How to do it?
Guidance from the United Kingdom Medical Research Council on developing and evaluating complex interventions provides a suitable framework for deprescribing intervention development, from selecting intervention components and translating these into an intervention package, through to feasibility testing and evaluation.(4) Many of the behavioural strategies, sometimes described as behaviour change techniques (active components of the intervention) used in deprescribing are relevant for broader medicines optimisation approaches, and so components of interventions may be interchangeable. However when it comes to operationalisation of either process in practice, there may be differences.(5)

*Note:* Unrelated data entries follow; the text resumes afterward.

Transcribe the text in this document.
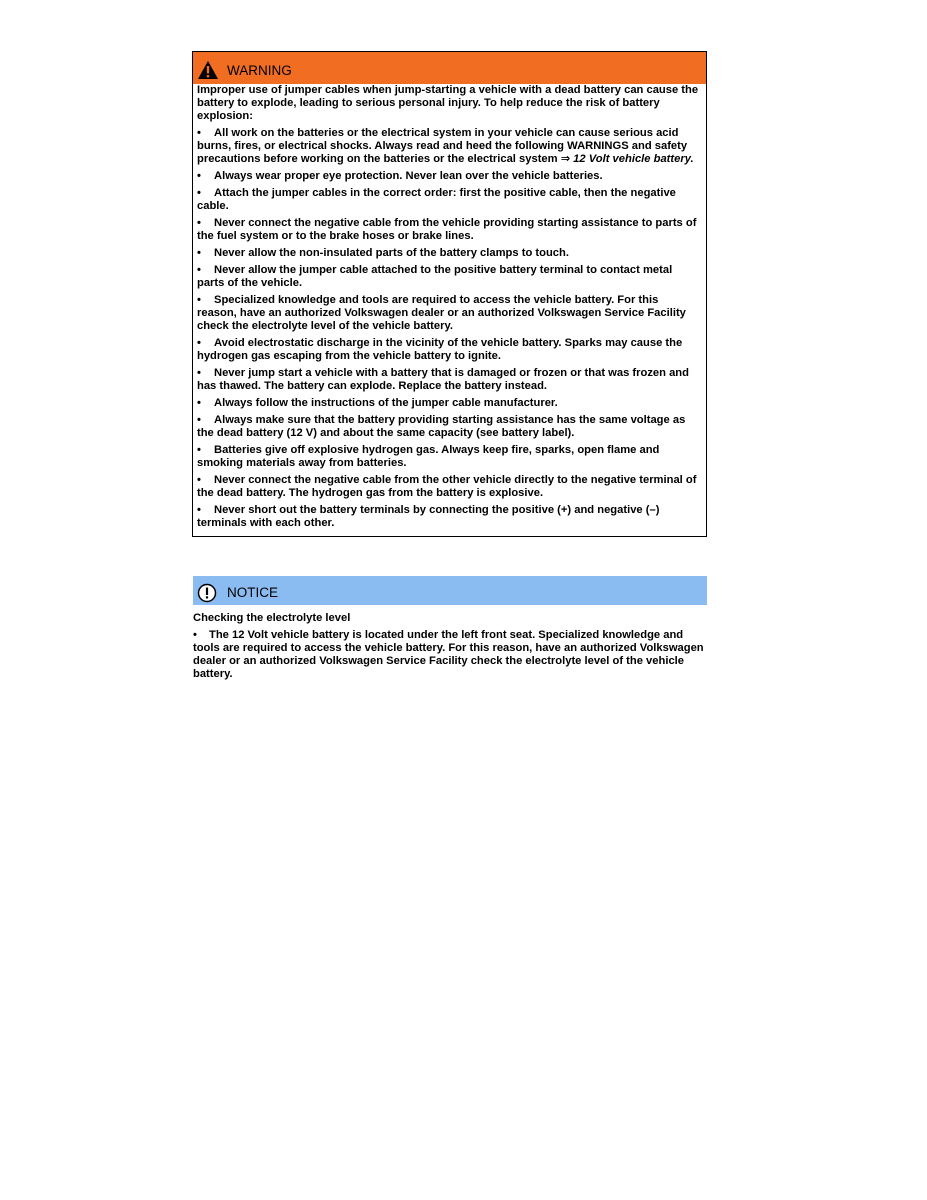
WARNING

Improper use of jumper cables when jump-starting a vehicle with a dead battery can cause the battery to explode, leading to serious personal injury. To help reduce the risk of battery explosion:

• All work on the batteries or the electrical system in your vehicle can cause serious acid burns, fires, or electrical shocks. Always read and heed the following WARNINGS and safety precautions before working on the batteries or the electrical system ⇒ 12 Volt vehicle battery.

• Always wear proper eye protection. Never lean over the vehicle batteries.

• Attach the jumper cables in the correct order: first the positive cable, then the negative cable.

• Never connect the negative cable from the vehicle providing starting assistance to parts of the fuel system or to the brake hoses or brake lines.

• Never allow the non-insulated parts of the battery clamps to touch.

• Never allow the jumper cable attached to the positive battery terminal to contact metal parts of the vehicle.

• Specialized knowledge and tools are required to access the vehicle battery. For this reason, have an authorized Volkswagen dealer or an authorized Volkswagen Service Facility check the electrolyte level of the vehicle battery.

• Avoid electrostatic discharge in the vicinity of the vehicle battery. Sparks may cause the hydrogen gas escaping from the vehicle battery to ignite.

• Never jump start a vehicle with a battery that is damaged or frozen or that was frozen and has thawed. The battery can explode. Replace the battery instead.

• Always follow the instructions of the jumper cable manufacturer.

• Always make sure that the battery providing starting assistance has the same voltage as the dead battery (12 V) and about the same capacity (see battery label).

• Batteries give off explosive hydrogen gas. Always keep fire, sparks, open flame and smoking materials away from batteries.

• Never connect the negative cable from the other vehicle directly to the negative terminal of the dead battery. The hydrogen gas from the battery is explosive.

• Never short out the battery terminals by connecting the positive (+) and negative (–) terminals with each other.

NOTICE

Checking the electrolyte level

• The 12 Volt vehicle battery is located under the left front seat. Specialized knowledge and tools are required to access the vehicle battery. For this reason, have an authorized Volkswagen dealer or an authorized Volkswagen Service Facility check the electrolyte level of the vehicle battery.
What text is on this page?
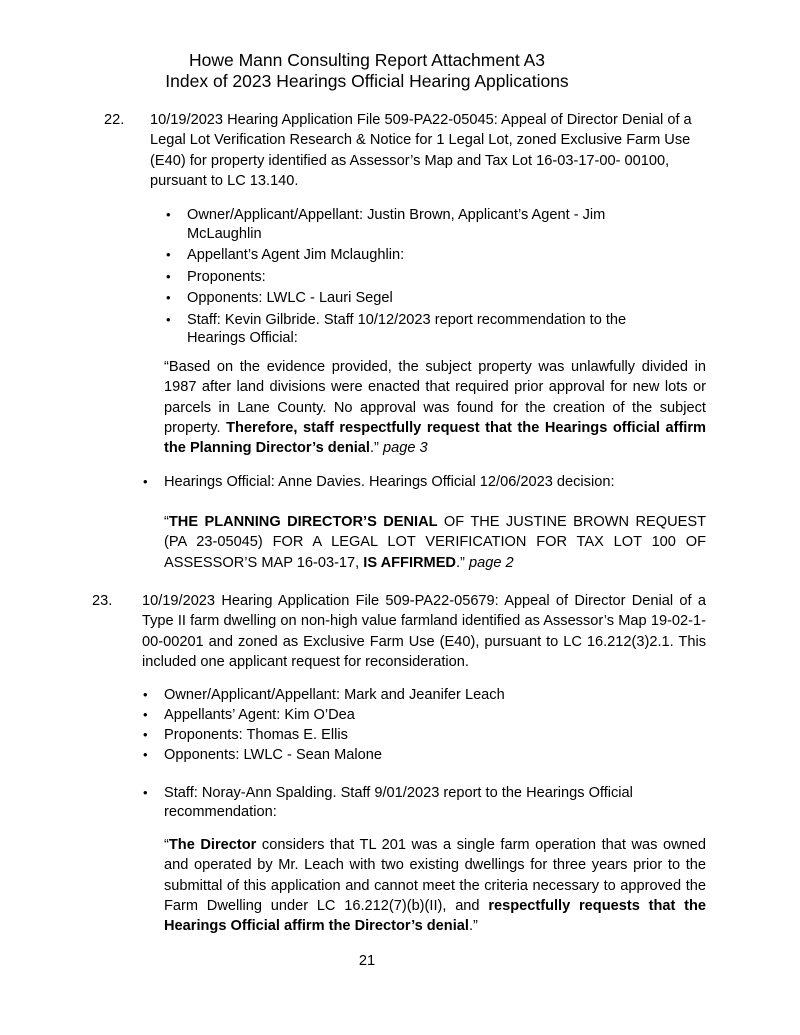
Howe Mann Consulting Report Attachment A3
Index of 2023 Hearings Official Hearing Applications
22. 10/19/2023 Hearing Application File 509-PA22-05045: Appeal of Director Denial of a Legal Lot Verification Research & Notice for 1 Legal Lot, zoned Exclusive Farm Use (E40) for property identified as Assessor’s Map and Tax Lot 16-03-17-00- 00100, pursuant to LC 13.140.

• Owner/Applicant/Appellant: Justin Brown, Applicant’s Agent - Jim McLaughlin
• Appellant’s Agent Jim Mclaughlin:
• Proponents:
• Opponents: LWLC - Lauri Segel
• Staff: Kevin Gilbride. Staff 10/12/2023 report recommendation to the Hearings Official:

“Based on the evidence provided, the subject property was unlawfully divided in 1987 after land divisions were enacted that required prior approval for new lots or parcels in Lane County. No approval was found for the creation of the subject property. Therefore, staff respectfully request that the Hearings official affirm the Planning Director’s denial.” page 3

• Hearings Official: Anne Davies. Hearings Official 12/06/2023 decision:

“THE PLANNING DIRECTOR’S DENIAL OF THE JUSTINE BROWN REQUEST (PA 23-05045) FOR A LEGAL LOT VERIFICATION FOR TAX LOT 100 OF ASSESSOR’S MAP 16-03-17, IS AFFIRMED.” page 2

23. 10/19/2023 Hearing Application File 509-PA22-05679: Appeal of Director Denial of a Type II farm dwelling on non-high value farmland identified as Assessor’s Map 19-02-1-00-00201 and zoned as Exclusive Farm Use (E40), pursuant to LC 16.212(3)2.1. This included one applicant request for reconsideration.

• Owner/Applicant/Appellant: Mark and Jeanifer Leach
• Appellants’ Agent: Kim O’Dea
• Proponents: Thomas E. Ellis
• Opponents: LWLC - Sean Malone
• Staff: Noray-Ann Spalding. Staff 9/01/2023 report to the Hearings Official recommendation:

“The Director considers that TL 201 was a single farm operation that was owned and operated by Mr. Leach with two existing dwellings for three years prior to the submittal of this application and cannot meet the criteria necessary to approved the Farm Dwelling under LC 16.212(7)(b)(II), and respectfully requests that the Hearings Official affirm the Director’s denial.”

21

Considering how the intended target and scope reflect the reality of clinical practice is important for intervention development. Often patients may have more than one medication issue that requires intervention, and an accumulation of single interventions targeting various medication issues may increase workload for providers. This may also add to the substantial treatment burden among people with multimorbidity (i.e. the work required to manage their conditions), associated with delivery of care centred around many single conditions and disease guidelines. A suite of components as part of a complex intervention targeting multiple medicines may provide a more cohesive, and sustainable, approach than multiple single-medicine focused interventions. The acceptability of these approaches should also be considered; clinicians and patients may find efforts to optimise all medicines at the outset challenging, whereas starting with a single medicine may provide early success encouraging an incremental approach to optimise multiple medicines.
Targeting multiple medicines presents additional complexity to an intervention, such as in assessing what should be deprescribed (or optimised), and how to do it. An intervention may have to involve multiple criteria to identify medications to deprescribe or optimise, and a set of medication-specific deprescribing guidance. Alternatively, a more general approach relying on implicit judgement of the healthcare professional could be used, which will increase heterogeneity in intervention delivery. In contrast, a single medication target may allow a greater degree of specification of the approach to deprescribing or medicines optimisation, likely yielding greater intervention fidelity.
Where changes to multiple medications are required, the need to decide the priority, timing, and order of these changes will also increase the potential for variation in intervention delivery.(6) This may have implications for deciding when to measure outcomes in a study. The time to implement multiple medication changes may be highly variable between patients. For example, medications may require varying lengths of time to taper while deprescribing, and some medications may be deprescribed sequentially rather than all at once. Therefore, the study length of follow-up will need to be sufficient to allow all changes to be implemented, and for any effect on outcomes to occur.